Renewables for
African Agriculture
Integrating Modelling Excellence and Robust Business Models

2024 news: RE4AFAGRI online training courses

📢#RE4AFAGRI is pleased to announce ONLINE training courses in water-energy-land nexus 🌊 🌽 ⚡ for equitable development in rural Africa, starting this June 2024! The modules are targeted at both business analysts and policymakers eager to use model-outputs and business analysis tools, and to researchers and scientists seeking to use scientific nexus models. Explore our course offerings and secure your spot today: https://forms.office.com/e/JjTUxn69Vj 📅 Deadline: 15th May, 2024. Free attendance.


ℹ Detailed info: https://iiasa.ac.at/events/jun-2024/shaping-future-of-rural-africa-online-training-to-navigate-water-energy-land-0

Left; a woman irrigating vegetables by bucket; right: a solar PV minigrid in rural Kenya. 

In sub-Saharan Africa 80% of agricultural production comes from smallholder farmers, who face constraints that reduce their productivity resulting in a large crop yield gap. Extensive rain-fed agriculture (90% of all cropland) under the unpredictable and erratic rainfall pattern is a leading cause of the low productivity and food insecurity in Africa, together with a low degree of mechanisation.
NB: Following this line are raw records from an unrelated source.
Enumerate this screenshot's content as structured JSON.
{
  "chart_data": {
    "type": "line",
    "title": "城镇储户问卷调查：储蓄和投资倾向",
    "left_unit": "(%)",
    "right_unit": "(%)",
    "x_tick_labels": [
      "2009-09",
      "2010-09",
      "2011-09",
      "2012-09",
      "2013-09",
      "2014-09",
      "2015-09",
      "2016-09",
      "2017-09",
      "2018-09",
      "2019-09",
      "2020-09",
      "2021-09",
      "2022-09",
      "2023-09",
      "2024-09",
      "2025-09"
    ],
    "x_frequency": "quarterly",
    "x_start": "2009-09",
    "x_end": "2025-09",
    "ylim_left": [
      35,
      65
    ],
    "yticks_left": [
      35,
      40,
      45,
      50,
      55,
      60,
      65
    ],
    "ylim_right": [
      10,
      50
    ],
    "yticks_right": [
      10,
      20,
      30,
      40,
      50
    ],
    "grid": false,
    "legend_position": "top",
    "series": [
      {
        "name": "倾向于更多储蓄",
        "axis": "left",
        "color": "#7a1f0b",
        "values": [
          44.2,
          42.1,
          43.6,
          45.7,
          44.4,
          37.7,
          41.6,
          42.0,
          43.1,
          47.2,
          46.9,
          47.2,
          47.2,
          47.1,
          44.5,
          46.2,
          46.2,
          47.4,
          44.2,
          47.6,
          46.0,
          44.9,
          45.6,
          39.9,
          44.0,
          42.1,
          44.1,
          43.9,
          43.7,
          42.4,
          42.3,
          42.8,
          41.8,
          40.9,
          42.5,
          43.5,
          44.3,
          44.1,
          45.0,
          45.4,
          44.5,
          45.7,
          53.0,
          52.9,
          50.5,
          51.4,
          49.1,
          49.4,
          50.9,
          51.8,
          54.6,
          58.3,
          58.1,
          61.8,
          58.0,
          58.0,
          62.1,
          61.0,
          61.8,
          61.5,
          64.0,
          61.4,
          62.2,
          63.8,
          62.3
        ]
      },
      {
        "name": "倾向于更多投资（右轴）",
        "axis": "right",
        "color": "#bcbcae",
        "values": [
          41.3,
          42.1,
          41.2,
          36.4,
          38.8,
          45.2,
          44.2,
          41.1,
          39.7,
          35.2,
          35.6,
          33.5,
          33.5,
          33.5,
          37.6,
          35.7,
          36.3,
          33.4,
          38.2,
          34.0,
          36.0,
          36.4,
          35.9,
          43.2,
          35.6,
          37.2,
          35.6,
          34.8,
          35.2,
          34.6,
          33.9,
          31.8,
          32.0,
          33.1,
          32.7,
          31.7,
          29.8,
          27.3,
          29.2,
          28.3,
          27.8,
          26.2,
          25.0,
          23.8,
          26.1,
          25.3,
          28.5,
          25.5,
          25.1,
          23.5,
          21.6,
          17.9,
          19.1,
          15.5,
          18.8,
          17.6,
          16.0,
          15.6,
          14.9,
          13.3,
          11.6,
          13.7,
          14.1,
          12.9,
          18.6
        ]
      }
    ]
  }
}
This has been reinforcing a persistent poverty trap triggering cyclical famines and jeopardising local development opportunities.   

To address these challenges, there is a need for agricultural transformation to ensure increased revenue opportunities and food security of the smallholder farmers of the continent. The input of electric energy provides a foundational building block upon which significant development becomes possible. Access to affordable energy enables pumping groundwater, rainwater harvesting and storage in underground or surface storage tanks, and powering crop processing and cold storage machineries that could significantly contribute to poverty elimination. This would have positive consequences for food security (SDG 2), ensuring healthy life (SDG 3), ensuring equitable and inclusive education (SDG 4), access to water (SDG 6), access to energy (SDG 7) and local socio-economic development (SDG 8), thus contributing to the reduction of rural-urban and gender inequalities (SDG 10).  

The RE4AFAGRI project aims to inform and contribute to the transformation of the African smallholder farmers’ agriculture and demonstrate planning and implementation approaches to the integrated water-energy-food-environment-economic development nexus management and business models for infrastructure implementation that are truly tailored to the local needs and socio-cultural and economic and financial context. This website hosts the key project output in terms of numerical modelling results and business model research, as well as events, capacity development, and training materials.

RE4AFAGRI is part of the LEAP-RE initiative.